The broad aim of the Center is to study emotional stimulus processing in all its directly measurable manifestations, i.e., as affective report, behavior, and patterns of expressive physiology (facial, visceral, and neuromuscular), and to understand the relation of these processing measures to functional changes in the brain. Ongoing basic research analyzes the interaction of emotional reactivity with attentional demands, as attention is modulated by stimulus characteristics, motivational state, and the behavioral and social context. The theoretical model of emotion and motivation guiding analyses of human affect is based on neuroscience research with animals. Connecting links with this foundation literature are sought through human electrocortical and brain imaging (fMRI) studies, and in psychophysiological experiments (e.g., conditioning) paralleling the animal research.

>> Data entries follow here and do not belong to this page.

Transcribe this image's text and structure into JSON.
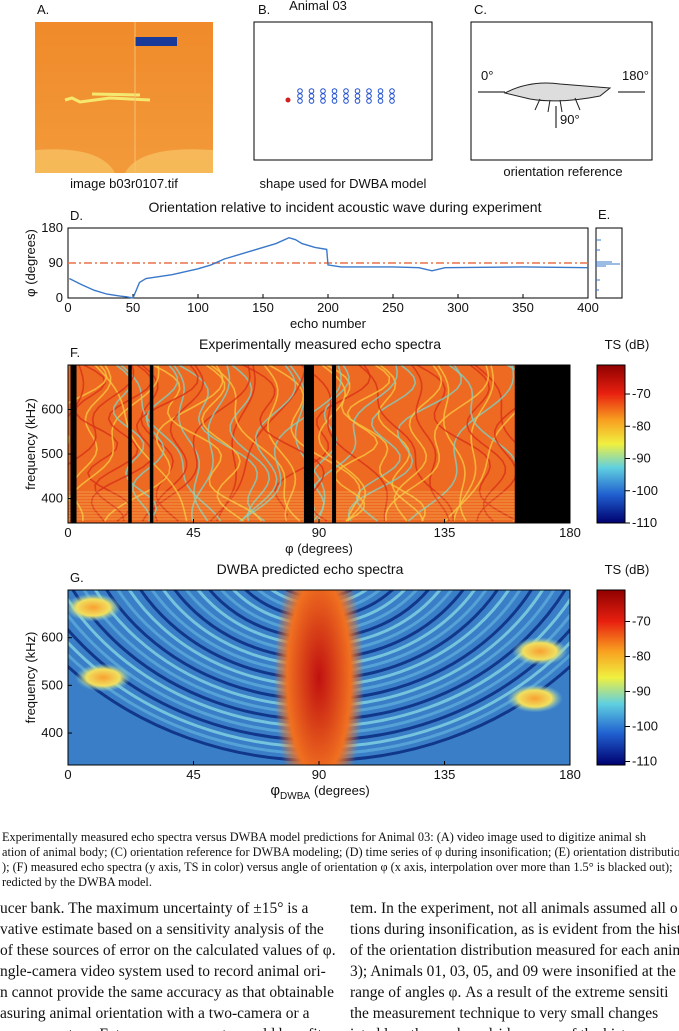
{
  "figure": {
    "panel_a": {
      "label": "A.",
      "caption": "image b03r0107.tif"
    },
    "panel_b": {
      "label": "B.",
      "title": "Animal 03",
      "caption": "shape used for DWBA model"
    },
    "panel_c": {
      "label": "C.",
      "angles": [
        "0°",
        "180°",
        "90°"
      ],
      "caption": "orientation reference"
    },
    "panel_e": {
      "label": "E."
    }
  },
  "chart_data": [
    {
      "type": "line",
      "label": "D.",
      "title": "Orientation relative to incident acoustic wave during experiment",
      "x": [
        1,
        10,
        20,
        30,
        40,
        45,
        50,
        55,
        60,
        80,
        100,
        110,
        120,
        140,
        160,
        170,
        175,
        180,
        190,
        199,
        200,
        210,
        250,
        270,
        280,
        290,
        350,
        400
      ],
      "series": [
        {
          "color": "#3a78c9",
          "values": [
            50,
            35,
            20,
            10,
            5,
            3,
            0,
            40,
            50,
            60,
            75,
            85,
            100,
            120,
            140,
            155,
            150,
            140,
            130,
            125,
            85,
            80,
            80,
            78,
            70,
            78,
            80,
            78
          ]
        }
      ],
      "reference_value": 90,
      "reference_color": "#e8704a",
      "xlim": [
        0,
        400
      ],
      "xticks": [
        0,
        50,
        100,
        150,
        200,
        250,
        300,
        350,
        400
      ],
      "ylim": [
        0,
        180
      ],
      "yticks": [
        0,
        90,
        180
      ],
      "y_label": "φ (degrees)",
      "x_label": "echo number"
    },
    {
      "type": "heatmap",
      "label": "F.",
      "title": "Experimentally measured echo spectra",
      "colorbar_label": "TS (dB)",
      "xlim": [
        0,
        180
      ],
      "xticks": [
        0,
        45,
        90,
        135,
        180
      ],
      "ylim": [
        345,
        700
      ],
      "yticks": [
        400,
        500,
        600
      ],
      "clim": [
        -110,
        -61
      ],
      "cticks": [
        -70,
        -80,
        -90,
        -100,
        -110
      ],
      "y_label": "frequency (kHz)",
      "x_label": "φ (degrees)"
    },
    {
      "type": "heatmap",
      "label": "G.",
      "title": "DWBA predicted echo spectra",
      "colorbar_label": "TS (dB)",
      "xlim": [
        0,
        180
      ],
      "xticks": [
        0,
        45,
        90,
        135,
        180
      ],
      "ylim": [
        333,
        700
      ],
      "yticks": [
        400,
        500,
        600
      ],
      "clim": [
        -111,
        -61
      ],
      "cticks": [
        -70,
        -80,
        -90,
        -100,
        -110
      ],
      "y_label": "frequency (kHz)",
      "x_label": "φ",
      "x_label_sub": "DWBA",
      "x_label_unit": "(degrees)"
    }
  ],
  "caption": [
    "Experimentally measured echo spectra versus DWBA model predictions for Animal 03: (A) video image used to digitize animal sh",
    "ation of animal body; (C) orientation reference for DWBA modeling; (D) time series of φ during insonification; (E) orientation distribution h",
    "); (F) measured echo spectra (y axis, TS in color) versus angle of orientation φ (x axis, interpolation over more than 1.5° is blacked out);",
    "redicted by the DWBA model."
  ],
  "body": {
    "left": [
      "ucer bank. The maximum uncertainty of ±15° is a",
      "vative estimate based on a sensitivity analysis of the",
      "of these sources of error on the calculated values of φ.",
      "ngle-camera video system used to record animal ori-",
      "n cannot provide the same accuracy as that obtainable",
      "asuring animal orientation with a two-camera or a",
      "camera system. Future measurements would benefit"
    ],
    "right": [
      "tem. In the experiment, not all animals assumed all o",
      "tions during insonification, as is evident from the histo",
      "of the orientation distribution measured for each anim",
      "3); Animals 01, 03, 05, and 09 were insonified at the",
      "range of angles φ. As a result of the extreme sensiti",
      "the measurement technique to very small changes",
      "iated length near broadside, many of the histograms"
    ]
  }
}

The Center is committed to translational research. A major goal is to bring basic scientific knowledge of emotion into the mental health arena. The Center's Fear & Anxiety Disorders Clinic is an assessment and research facillity dedicated to the study of fear, anxiety, and mood disorders. Current translational studies are supported under the NIMH Research Domain Criteria Initiative (RDoC): Strategy 1.4 of the NIMH Strategic Plan: To "develop for research purposes, new ways of classifying disorders based on dimensions of observable behavior and neuorbiological measures."

Finally, the Center aims to provide meaningful service to the field, developing stimulus materials and advancing laboratory technology, training research apprentices, fostering scientific communication, and generally facilitating emotion studies within this country and internationally.